I find the books quite riveting but also a bit repetitive, if that makes any sense? I’m debating why I rated this three stars upon finishing it (here I am, coming up on about a two month delay between reading and reviewing), and I think it has to do with the narrative arc.
We start with an in media res prologue that messes with the fundamental premise of the entire book, aka that Jean and Locke are on the outs. It doesn’t seem like we’ll actually get there, and so you spend the first x hundred pages waiting to get back to that moment and see how cleverly Jean and Locke manage to fool their third Mexican standoff victim. Because of course there’s no Gentleman Bastards series if Jean and Locke are no longer brothers. With The Lies of Locke Lamora finishing as it did, there are precious few people left in the world who these two can rely upon.

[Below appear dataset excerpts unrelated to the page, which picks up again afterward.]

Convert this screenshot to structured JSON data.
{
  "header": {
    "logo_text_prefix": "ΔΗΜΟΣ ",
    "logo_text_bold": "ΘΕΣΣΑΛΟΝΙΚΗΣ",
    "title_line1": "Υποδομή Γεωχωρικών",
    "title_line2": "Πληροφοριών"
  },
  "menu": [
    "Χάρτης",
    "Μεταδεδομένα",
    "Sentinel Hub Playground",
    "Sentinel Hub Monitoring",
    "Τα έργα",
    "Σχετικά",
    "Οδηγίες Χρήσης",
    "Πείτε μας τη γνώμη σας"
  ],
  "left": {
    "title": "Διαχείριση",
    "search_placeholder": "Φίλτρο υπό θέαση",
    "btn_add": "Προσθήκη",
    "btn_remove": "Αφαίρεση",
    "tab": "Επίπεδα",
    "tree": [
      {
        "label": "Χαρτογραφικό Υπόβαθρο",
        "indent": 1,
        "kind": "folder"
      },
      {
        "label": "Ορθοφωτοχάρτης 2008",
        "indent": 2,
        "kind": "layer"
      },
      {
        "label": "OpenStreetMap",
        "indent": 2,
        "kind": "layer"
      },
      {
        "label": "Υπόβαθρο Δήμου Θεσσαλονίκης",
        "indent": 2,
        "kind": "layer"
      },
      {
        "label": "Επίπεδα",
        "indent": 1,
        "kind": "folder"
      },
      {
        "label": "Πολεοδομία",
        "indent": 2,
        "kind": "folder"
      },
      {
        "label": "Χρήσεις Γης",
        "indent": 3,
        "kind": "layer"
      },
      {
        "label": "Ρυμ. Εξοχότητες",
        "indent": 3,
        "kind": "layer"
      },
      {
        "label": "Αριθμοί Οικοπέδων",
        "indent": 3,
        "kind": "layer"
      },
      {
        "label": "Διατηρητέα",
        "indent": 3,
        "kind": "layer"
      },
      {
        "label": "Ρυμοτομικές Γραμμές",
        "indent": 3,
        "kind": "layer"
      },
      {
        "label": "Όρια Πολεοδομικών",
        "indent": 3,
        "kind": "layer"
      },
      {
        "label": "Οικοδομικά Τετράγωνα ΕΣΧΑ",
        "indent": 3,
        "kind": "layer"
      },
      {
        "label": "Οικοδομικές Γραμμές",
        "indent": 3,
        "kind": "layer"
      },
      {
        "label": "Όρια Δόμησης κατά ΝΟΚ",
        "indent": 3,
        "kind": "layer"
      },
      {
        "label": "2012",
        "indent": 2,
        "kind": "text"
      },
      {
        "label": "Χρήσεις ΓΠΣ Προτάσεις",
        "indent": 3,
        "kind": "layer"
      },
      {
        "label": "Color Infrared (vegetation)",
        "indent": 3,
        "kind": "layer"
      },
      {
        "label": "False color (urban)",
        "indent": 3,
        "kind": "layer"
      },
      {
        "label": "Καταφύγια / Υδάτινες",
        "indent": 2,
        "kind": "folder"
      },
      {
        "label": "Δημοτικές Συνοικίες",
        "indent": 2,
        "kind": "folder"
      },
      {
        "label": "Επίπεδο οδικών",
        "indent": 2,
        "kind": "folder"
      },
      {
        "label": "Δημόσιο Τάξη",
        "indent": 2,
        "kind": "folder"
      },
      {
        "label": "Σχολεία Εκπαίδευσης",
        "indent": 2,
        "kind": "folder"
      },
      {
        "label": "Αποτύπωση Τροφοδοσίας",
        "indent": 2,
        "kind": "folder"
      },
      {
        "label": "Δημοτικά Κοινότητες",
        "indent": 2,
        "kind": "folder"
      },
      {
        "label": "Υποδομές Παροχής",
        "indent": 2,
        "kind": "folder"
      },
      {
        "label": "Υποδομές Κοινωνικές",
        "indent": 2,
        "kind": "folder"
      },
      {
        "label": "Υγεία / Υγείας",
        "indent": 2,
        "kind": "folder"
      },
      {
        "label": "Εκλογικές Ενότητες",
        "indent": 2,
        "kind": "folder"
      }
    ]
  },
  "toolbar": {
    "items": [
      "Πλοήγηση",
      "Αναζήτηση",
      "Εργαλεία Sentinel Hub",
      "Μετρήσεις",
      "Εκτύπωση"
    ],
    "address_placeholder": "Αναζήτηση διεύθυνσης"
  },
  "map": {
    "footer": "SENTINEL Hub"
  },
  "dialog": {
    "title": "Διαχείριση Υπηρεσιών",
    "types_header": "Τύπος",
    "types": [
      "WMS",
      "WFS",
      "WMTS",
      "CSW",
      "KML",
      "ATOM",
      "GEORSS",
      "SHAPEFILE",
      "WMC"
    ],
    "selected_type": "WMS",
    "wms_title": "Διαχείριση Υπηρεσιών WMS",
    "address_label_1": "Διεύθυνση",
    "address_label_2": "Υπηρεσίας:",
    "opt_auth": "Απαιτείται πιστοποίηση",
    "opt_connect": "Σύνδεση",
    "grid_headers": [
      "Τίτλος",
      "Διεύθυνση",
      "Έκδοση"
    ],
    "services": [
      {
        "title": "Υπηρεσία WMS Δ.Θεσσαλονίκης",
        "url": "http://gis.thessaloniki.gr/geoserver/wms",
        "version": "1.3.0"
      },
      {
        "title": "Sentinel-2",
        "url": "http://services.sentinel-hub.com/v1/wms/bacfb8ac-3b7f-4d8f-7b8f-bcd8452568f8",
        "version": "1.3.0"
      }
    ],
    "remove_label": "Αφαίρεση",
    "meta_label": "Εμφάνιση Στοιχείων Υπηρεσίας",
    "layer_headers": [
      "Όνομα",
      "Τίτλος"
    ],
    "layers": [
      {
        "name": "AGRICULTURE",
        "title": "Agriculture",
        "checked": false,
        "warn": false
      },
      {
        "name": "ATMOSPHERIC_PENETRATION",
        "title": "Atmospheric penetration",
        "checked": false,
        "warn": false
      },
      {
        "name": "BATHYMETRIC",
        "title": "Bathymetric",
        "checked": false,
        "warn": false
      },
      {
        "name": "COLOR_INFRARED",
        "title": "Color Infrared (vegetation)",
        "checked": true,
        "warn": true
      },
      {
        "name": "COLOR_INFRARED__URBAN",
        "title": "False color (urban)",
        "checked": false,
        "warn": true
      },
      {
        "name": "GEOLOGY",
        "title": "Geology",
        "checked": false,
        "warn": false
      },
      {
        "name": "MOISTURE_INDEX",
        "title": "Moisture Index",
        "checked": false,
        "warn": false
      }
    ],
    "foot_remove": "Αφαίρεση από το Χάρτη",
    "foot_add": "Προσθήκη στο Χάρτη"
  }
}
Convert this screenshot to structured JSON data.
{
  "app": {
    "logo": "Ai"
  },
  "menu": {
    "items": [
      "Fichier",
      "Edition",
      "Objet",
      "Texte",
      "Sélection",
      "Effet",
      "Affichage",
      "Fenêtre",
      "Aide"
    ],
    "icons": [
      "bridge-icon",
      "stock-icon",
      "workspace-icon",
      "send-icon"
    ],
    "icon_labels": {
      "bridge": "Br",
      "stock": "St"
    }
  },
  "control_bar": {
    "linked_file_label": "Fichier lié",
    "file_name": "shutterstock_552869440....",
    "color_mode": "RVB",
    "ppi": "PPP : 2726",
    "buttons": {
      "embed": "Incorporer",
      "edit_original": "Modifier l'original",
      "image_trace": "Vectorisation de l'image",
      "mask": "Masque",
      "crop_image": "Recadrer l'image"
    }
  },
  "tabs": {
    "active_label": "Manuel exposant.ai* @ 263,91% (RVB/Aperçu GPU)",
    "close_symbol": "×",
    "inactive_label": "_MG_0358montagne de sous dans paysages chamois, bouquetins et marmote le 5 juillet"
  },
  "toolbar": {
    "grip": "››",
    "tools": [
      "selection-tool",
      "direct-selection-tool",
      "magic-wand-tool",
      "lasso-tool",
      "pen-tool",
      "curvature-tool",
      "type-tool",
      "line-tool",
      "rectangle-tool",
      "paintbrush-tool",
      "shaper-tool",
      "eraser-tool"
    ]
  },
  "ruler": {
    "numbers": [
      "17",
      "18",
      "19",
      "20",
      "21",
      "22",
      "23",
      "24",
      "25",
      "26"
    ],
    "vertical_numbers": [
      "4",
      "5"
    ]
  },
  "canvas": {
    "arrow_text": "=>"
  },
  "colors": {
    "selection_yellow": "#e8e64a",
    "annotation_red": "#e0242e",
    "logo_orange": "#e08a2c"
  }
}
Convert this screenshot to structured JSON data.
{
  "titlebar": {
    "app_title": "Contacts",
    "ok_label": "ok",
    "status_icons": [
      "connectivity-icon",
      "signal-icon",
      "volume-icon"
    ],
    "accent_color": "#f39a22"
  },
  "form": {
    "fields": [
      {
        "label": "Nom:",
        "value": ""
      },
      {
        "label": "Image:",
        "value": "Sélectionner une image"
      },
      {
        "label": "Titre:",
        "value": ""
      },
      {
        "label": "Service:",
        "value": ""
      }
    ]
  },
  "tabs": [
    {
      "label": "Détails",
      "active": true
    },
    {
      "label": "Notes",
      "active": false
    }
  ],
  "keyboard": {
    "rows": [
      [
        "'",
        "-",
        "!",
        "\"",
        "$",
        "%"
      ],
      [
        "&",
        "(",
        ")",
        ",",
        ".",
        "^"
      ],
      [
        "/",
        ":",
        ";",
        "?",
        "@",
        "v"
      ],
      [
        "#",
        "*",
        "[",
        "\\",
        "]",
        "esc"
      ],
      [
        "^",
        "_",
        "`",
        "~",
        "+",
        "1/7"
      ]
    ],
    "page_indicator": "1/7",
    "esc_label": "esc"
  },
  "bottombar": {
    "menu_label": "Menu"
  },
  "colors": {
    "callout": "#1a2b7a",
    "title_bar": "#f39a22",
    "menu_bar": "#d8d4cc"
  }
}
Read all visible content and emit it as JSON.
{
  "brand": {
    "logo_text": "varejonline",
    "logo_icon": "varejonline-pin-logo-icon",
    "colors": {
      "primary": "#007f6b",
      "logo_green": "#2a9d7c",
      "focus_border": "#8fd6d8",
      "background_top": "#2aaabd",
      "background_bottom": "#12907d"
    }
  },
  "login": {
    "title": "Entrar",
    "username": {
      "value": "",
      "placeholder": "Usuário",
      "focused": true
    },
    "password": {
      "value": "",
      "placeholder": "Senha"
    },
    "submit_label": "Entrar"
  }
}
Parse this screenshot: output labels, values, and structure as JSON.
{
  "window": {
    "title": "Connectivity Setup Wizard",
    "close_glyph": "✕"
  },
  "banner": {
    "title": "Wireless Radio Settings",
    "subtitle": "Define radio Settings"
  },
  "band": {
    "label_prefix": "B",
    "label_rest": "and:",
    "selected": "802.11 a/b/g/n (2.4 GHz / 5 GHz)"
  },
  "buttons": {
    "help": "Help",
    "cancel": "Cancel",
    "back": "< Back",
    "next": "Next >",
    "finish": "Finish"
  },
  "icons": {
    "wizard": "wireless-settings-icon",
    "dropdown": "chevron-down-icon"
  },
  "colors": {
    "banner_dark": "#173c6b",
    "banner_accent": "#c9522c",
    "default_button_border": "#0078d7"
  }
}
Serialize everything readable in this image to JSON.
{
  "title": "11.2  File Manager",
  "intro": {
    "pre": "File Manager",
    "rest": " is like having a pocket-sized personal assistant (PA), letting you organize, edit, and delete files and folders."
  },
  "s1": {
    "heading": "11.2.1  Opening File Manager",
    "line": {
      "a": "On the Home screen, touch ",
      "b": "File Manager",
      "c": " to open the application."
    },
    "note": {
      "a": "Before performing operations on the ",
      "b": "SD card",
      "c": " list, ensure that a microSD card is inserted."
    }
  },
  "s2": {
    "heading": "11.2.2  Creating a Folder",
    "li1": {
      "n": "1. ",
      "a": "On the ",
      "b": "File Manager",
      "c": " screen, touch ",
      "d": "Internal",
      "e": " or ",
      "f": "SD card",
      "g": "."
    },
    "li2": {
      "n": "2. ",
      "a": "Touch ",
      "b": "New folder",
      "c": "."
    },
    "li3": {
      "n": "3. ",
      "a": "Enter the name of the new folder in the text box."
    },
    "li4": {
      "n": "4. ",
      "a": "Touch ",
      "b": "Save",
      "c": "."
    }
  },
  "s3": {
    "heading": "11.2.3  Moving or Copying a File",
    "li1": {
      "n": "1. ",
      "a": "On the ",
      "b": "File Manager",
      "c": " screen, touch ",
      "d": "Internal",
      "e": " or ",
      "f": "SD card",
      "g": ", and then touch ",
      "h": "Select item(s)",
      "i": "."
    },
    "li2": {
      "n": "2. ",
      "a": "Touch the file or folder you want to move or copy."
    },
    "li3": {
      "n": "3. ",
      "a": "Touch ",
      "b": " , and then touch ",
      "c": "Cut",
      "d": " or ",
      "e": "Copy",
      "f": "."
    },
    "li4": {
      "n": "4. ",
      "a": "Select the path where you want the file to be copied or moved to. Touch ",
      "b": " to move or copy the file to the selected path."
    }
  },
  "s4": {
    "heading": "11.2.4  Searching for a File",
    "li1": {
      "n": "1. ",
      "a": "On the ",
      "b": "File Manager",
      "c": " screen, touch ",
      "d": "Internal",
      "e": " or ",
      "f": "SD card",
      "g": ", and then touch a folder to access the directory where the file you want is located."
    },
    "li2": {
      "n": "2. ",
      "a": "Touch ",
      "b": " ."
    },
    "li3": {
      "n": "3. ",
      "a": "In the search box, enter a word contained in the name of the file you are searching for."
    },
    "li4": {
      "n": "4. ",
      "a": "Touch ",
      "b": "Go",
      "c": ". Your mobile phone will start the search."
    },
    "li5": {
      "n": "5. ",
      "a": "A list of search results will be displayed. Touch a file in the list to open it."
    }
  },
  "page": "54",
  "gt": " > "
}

In a sense, this book is a classic con game (wrapped in another con game, with a third con game strung along) heist novel + Robin Hood + political intrigue, with a pretty vivid imagination when it comes to world building. The biggest issue for me is that for a second time around, Locke and Jean are in for a series of endlessly high stakes, are going to succeed against tremendous odds, but walk away with a Pyrrhic victory. And after the arc of GB #1, the highs are lower and the lows and higher, so everything does feel a bit like retreading on the same worn grooves, but lightly.
The issue is that against SUCH high odds we know that these two will pull off a daring escape. If the odds were lower–and losing didn’t signify Death and Destruction–I think the stakes would be reasonable and the risk of failure would be acute. Instead, we know that they’ll have to succeed on all the death defying bits…or there’s no Book 3 (which, to be clear, I will read, just…in a bit).